-----------------------------------------------------------
This is an automatically generated e-mail. To reply, visit:
https://reviews.apache.org/r/34666/#review89826
-----------------------------------------------------------



itests/src/test/resources/testconfiguration.properties (line 894)
<https://reviews.apache.org/r/34666/#comment142628>

    Are there more test cases that can be turned on?

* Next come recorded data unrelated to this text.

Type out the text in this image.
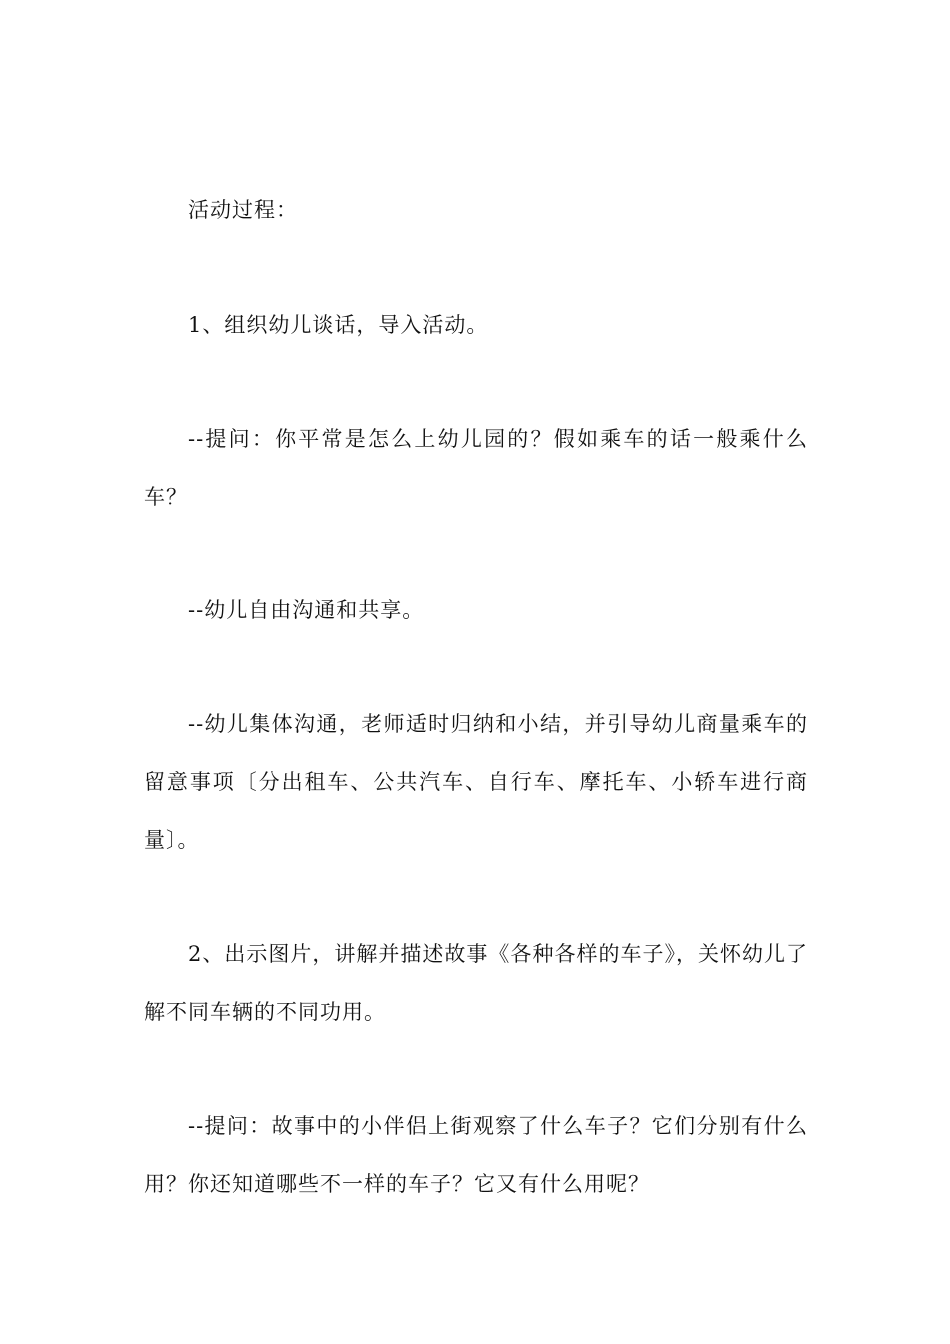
活动过程：

1、组织幼儿谈话，导入活动。

--提问：你平常是怎么上幼儿园的？假如乘车的话一般乘什么车？

--幼儿自由沟通和共享。

--幼儿集体沟通，老师适时归纳和小结，并引导幼儿商量乘车的留意事项〔分出租车、公共汽车、自行车、摩托车、小轿车进行商量〕。

2、出示图片，讲解并描述故事《各种各样的车子》，关怀幼儿了解不同车辆的不同功用。

--提问：故事中的小伴侣上街观察了什么车子？它们分别有什么用？你还知道哪些不一样的车子？它又有什么用呢？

ql/src/java/org/apache/hadoop/hive/ql/exec/vector/VectorSparkPartitionPruningSinkOperator.java
 (line 68)
<https://reviews.apache.org/r/34666/#comment142851>

    I think we should delegate the processing to the parent when processing one 
row from the batch. Refer to VectorReduceSinkOperator for an example.



ql/src/java/org/apache/hadoop/hive/ql/optimizer/SparkDynamicPartitionPruningOptimization.java
 (line 74)
<https://reviews.apache.org/r/34666/#comment142852>

    Is there anything specific to Spark? If not, we should probably reuse 
rather than copying.



ql/src/java/org/apache/hadoop/hive/ql/optimizer/SparkRemoveDynamicPruningBySize.java
 (line 45)
<https://reviews.apache.org/r/34666/#comment142853>

    Same as above. We should probably reuse.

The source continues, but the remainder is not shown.